Western blot analysis: To evaluate the effects of CDP-choline and choline on the COX-2 pathway, liver and brain tissue homogenates were prepared with a lysis buffer and run on Sodium Dodecyl Sulfate-Polyacrylamide Gel Electrophoresis (SDS-PAGE). Proteins separated in the gel were transferred onto polyvinylidene fluoride (PVDF) membranes and immunoblotted with primary antibodies specific to COX-2 and β-actin followed by incubation with goat anti-rabbit IgG antibody-HRP conjugate as a secondary antibody. After blotting, protein bands were visualised by using Enhanced Chemiluminescence (ECL) reagent (ThermoScientific 32132)26.

Measurement of serum prostaglandin, TNFα and choline levels: Serum levels of the inactive non-enzymatic hydrolysis product of PGI2, 6-keto-PGF1α, (Abnova, KA0295), PGE2 (Cusabio, CSB-E07967r), TxA2 (Abnova, KA0295), TNFα (Invitrogen, BMS622) and total choline level in serum and brain (Biovision, K615-100) were measured via ELISA according to the manufacturer’s instructions.

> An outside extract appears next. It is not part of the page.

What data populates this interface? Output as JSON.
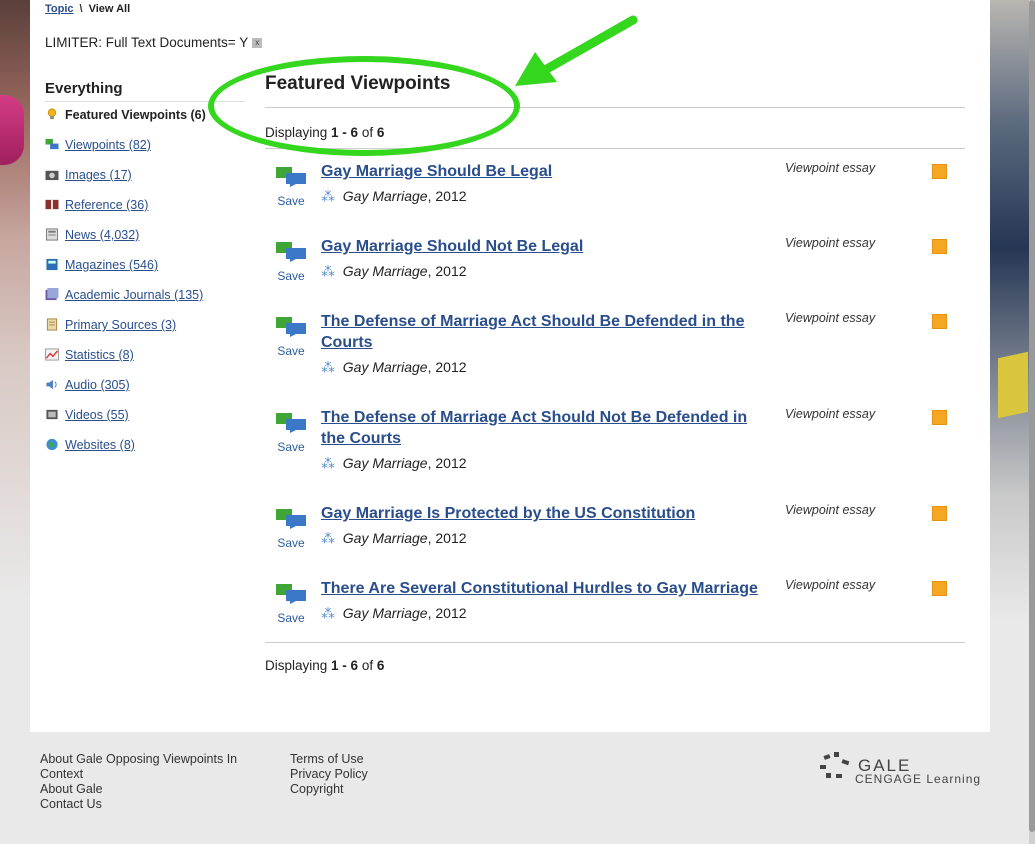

Table 1: Primer sequences used in real-time quantitative RT-PCR
Target gene Forward sequence Reverse sequence
COX-2 TGTACAAGCAGTGGCAAAGG TAGCATCTGGACGAGGCTTT
TNF α AAATGGGCTCCCTCTCATCAGTTC TCTGCTTGGTGGTTTGCTACGAC
β-actin TGTCACCAACTGGGACGATA GGGGTGTTGAAGGTCTCAAA

Statistical analysis: One-way analysis of variance analysis (ANOVA) with post hoc Tukey-Kramer multiple comparisons for parametric results, Kruskal Wallis for non-parametric results and Student’s t-test or Mann-Whitney U tests for comparison between two groups were employed where appropriate. The survival rate was analyzed by log-rank (Mantel-Cox) test. Statistical analysis were performed by using GraphPad 5(La Jolla, USA). Data were shown as Mean±Standard Error of the mean (SEM) and p<0.05 was accepted as significant.

RESULTS

Survival percentage: LPS+Saline group (n = 12) has 41.6 and 33.3% survival at the 6th and 24th hrs, respectively. The survival ratio decreased in the LPS+Saline group compared to that of the control group (n = 6) at the 6th and 24th hrs (p<0.05 and p<0.01). The percentage survival in LPS+CDP-choline and LPS+choline groups (n = 10) compared to LPS+Saline group was improved to 80.0% (p = 0.07) at the 6th hrs, whereas that of LPS+CDP-choline group and LPS+choline group at 24th hrs was 50.0 (p = 0.22) and 60.0% (p = 0.44), respectively (Table 2).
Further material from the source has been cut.